Un ex-ministre plaide coupable dans un rarissime procès pour corruption à Singapour
L'ancien ministre des Transports de Singapour, S. Iswaran, a plaidé coupable pour cinq chefs d'accusation, mardi au premier jour de son procès, dans la première affaire de corruption impliquant un homme politique depuis près de cinquante ans dans la cité-Etat.
L'ex-ministre, qui s'est fait connaître pour avoir attiré des courses de Formule 1 dans le pays d'Asie du Sud-Est, a démissionné en janvier après avoir été inculpé.
Le gouvernement a depuis indiqué qu'il réexaminerait les termes de l'accord conclu avec le Grand Prix de Formule 1. La dernière édition s'est tenue le dimanche précédent l'ouverture du procès.
M. Iswaran, 62 ans, est arrivé à la Cour suprême mardi matin dans un SUV blanc et est entré sans répondre aux questions des journalistes rassemblés à l'extérieur, avant le début de l'audience.
Ce procès est vu par les observateurs comme un défi majeur pour la formation au pouvoir, le Parti d'action populaire (PAP), avant les élections législatives qui devraient se tenir fin 2025.
M. Iswaran était initialement inculpé de 35 infractions. Mais les procureurs ont finalement décidé de ne le poursuivre que pour cinq délits de moindre gravité, dont un pour obstruction à la justice, passible de sept ans de prison, et quatre liés à la réception de cadeaux de valeur, une infraction punie de deux ans de prison maximum.
- Six à sept mois requis -
"Je plaide coupable", a-t-il déclaré devant le tribunal. Les trente chefs d'accusation restants seront tout de même pris en compte pour déterminer la peine à laquelle il sera condamné à une date ultérieure, selon les médias locaux.
Les procureurs ont requis six à sept mois de prison pour l'ensemble des chefs d'accusation, a rapporté le quotidien Straits Times. La défense de l'ex-ministre, quant à elle plaide pour une peine de huit semaines d'emprisonnement maximum.
Il est reproché à M. Iswaran d'avoir accepté des cadeaux d'une valeur de plus de 300.000 dollars de la part de deux hommes d'affaires, dont des billets pour des événements sportifs, des voyages en avion en classe affaires et des spectacles offerts par le magnat malaisien de l'hôtellerie Ong Beng Seng, l'une des personnes les plus riches de Singapour.

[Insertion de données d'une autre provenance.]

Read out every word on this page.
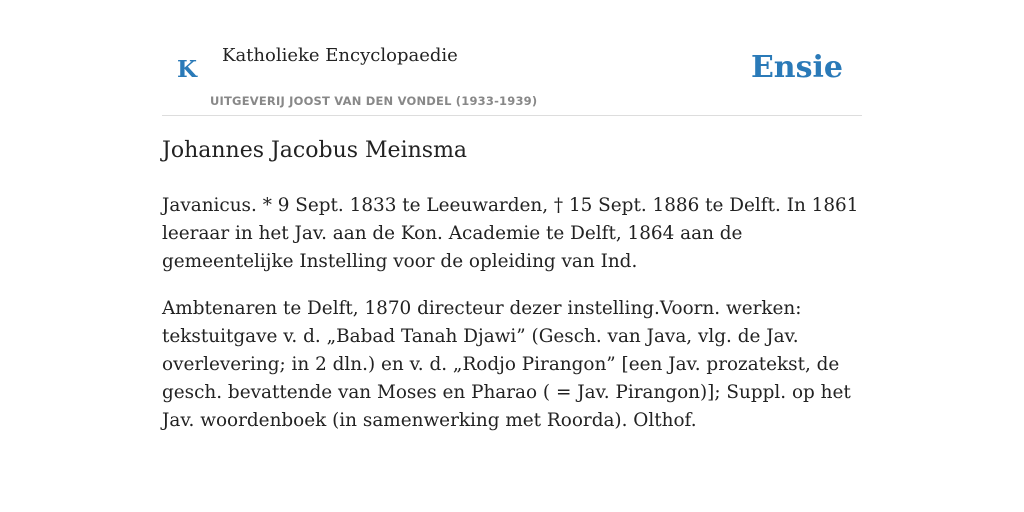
K
Katholieke Encyclopaedie
UITGEVERIJ JOOST VAN DEN VONDEL (1933-1939)
Ensie
Johannes Jacobus Meinsma

Javanicus. * 9 Sept. 1833 te Leeuwarden, † 15 Sept. 1886 te Delft. In 1861 leeraar in het Jav. aan de Kon. Academie te Delft, 1864 aan de gemeentelijke Instelling voor de opleiding van Ind.

Ambtenaren te Delft, 1870 directeur dezer instelling.Voorn. werken: tekstuitgave v. d. „Babad Tanah Djawi” (Gesch. van Java, vlg. de Jav. overlevering; in 2 dln.) en v. d. „Rodjo Pirangon” [een Jav. prozatekst, de gesch. bevattende van Moses en Pharao ( = Jav. Pirangon)]; Suppl. op het Jav. woordenboek (in samenwerking met Roorda). Olthof.
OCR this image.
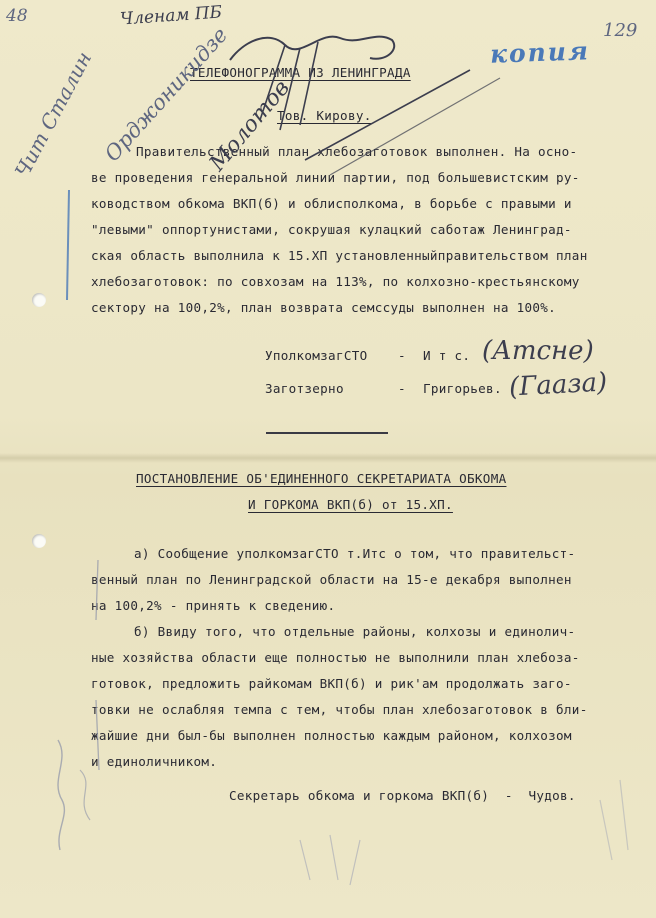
48
129
Членам ПБ
копия
ТЕЛЕФОНОГРАММА ИЗ ЛЕНИНГРАДА
Тов. Кирову.
Правительственный план хлебозаготовок выполнен. На осно-
ве проведения генеральной линии партии, под большевистским ру-
ководством обкома ВКП(б) и облисполкома, в борьбе с правыми и
"левыми" оппортунистами, сокрушая кулацкий саботаж Ленинград-
ская область выполнила к 15.ХП установленныйправительством план
хлебозаготовок: по совхозам на 113%, по колхозно-крестьянскому
сектору на 100,2%, план возврата семссуды выполнен на 100%.
УполкомзагСТО - И т с. (Атсне)
Заготзерно	- Григорьев. (Гааза)
ПОСТАНОВЛЕНИЕ ОБ'ЕДИНЕННОГО СЕКРЕТАРИАТА ОБКОМА
И ГОРКОМА ВКП(б) от 15.ХП.
а) Сообщение уполкомзагСТО т.Итс о том, что правительст-
венный план по Ленинградской области на 15-е декабря выполнен
на 100,2% - принять к сведению.
б) Ввиду того, что отдельные районы, колхозы и единолич-
ные хозяйства области еще полностью не выполнили план хлебоза-
готовок, предложить райкомам ВКП(б) и рик'ам продолжать заго-
товки не ослабляя темпа с тем, чтобы план хлебозаготовок в бли-
жайшие дни был-бы выполнен полностью каждым районом, колхозом
и единоличником.
Секретарь обкома и горкома ВКП(б)  -  Чудов.
Чит Сталин Орджоникидзе
Молотов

M. Ong, directeur général de Hotel Properties Limited, avait été arrêté le même jour que le ministre en 2023, mais n'a plus été inquiété depuis.
- Whisky et clubs de golf -
Le ministre est également accusé d'avoir accepté des bouteilles de whisky et des clubs de golf de la part d'un haut dirigeant d'une entreprise de construction, qui n'a également pas été sanctionné.
La plupart des accusations portées contre M. Iswaran sont fondées sur une loi qui interdit aux fonctionnaires d'accepter des objets de valeur de la part de relations de travail.
Ses avocats affirment qu'il a accepté ces cadeaux à titre personnel, présentant les hommes d'affaires comme des amis proches. Et selon les médias locaux, il a déjà remboursé 295.000 dollars au gouvernement et plusieurs cadeaux ont été saisis par l'Etat.
Le Premier ministre Lawrence Wong a réaffirmé que la politique anti-corruption du parti était "non négociable", dans un pays longtemps salué comme l'un des moins corrompus au monde.
Les ministres de la cité-Etat bénéficient de hauts salaires, comparables à ceux des cadres dirigeants du secteur privé, afin de prévenir toute tentation.
Le dernier membre du gouvernement singapourien à avoir été condamné pour corruption est l'ancien ministre de la Défense et de l'Environnement Wee Toon Boon en 1975, accusé d'avoir accepté des pots-de-vin d'une valeur de plus de 600.000 dollars alors qu'il faisait partie de l'exécutif. Condamné à quatre ans et demi de prison ferme, il avait vu sa peine réduite à dix-huit mois de prison en appel.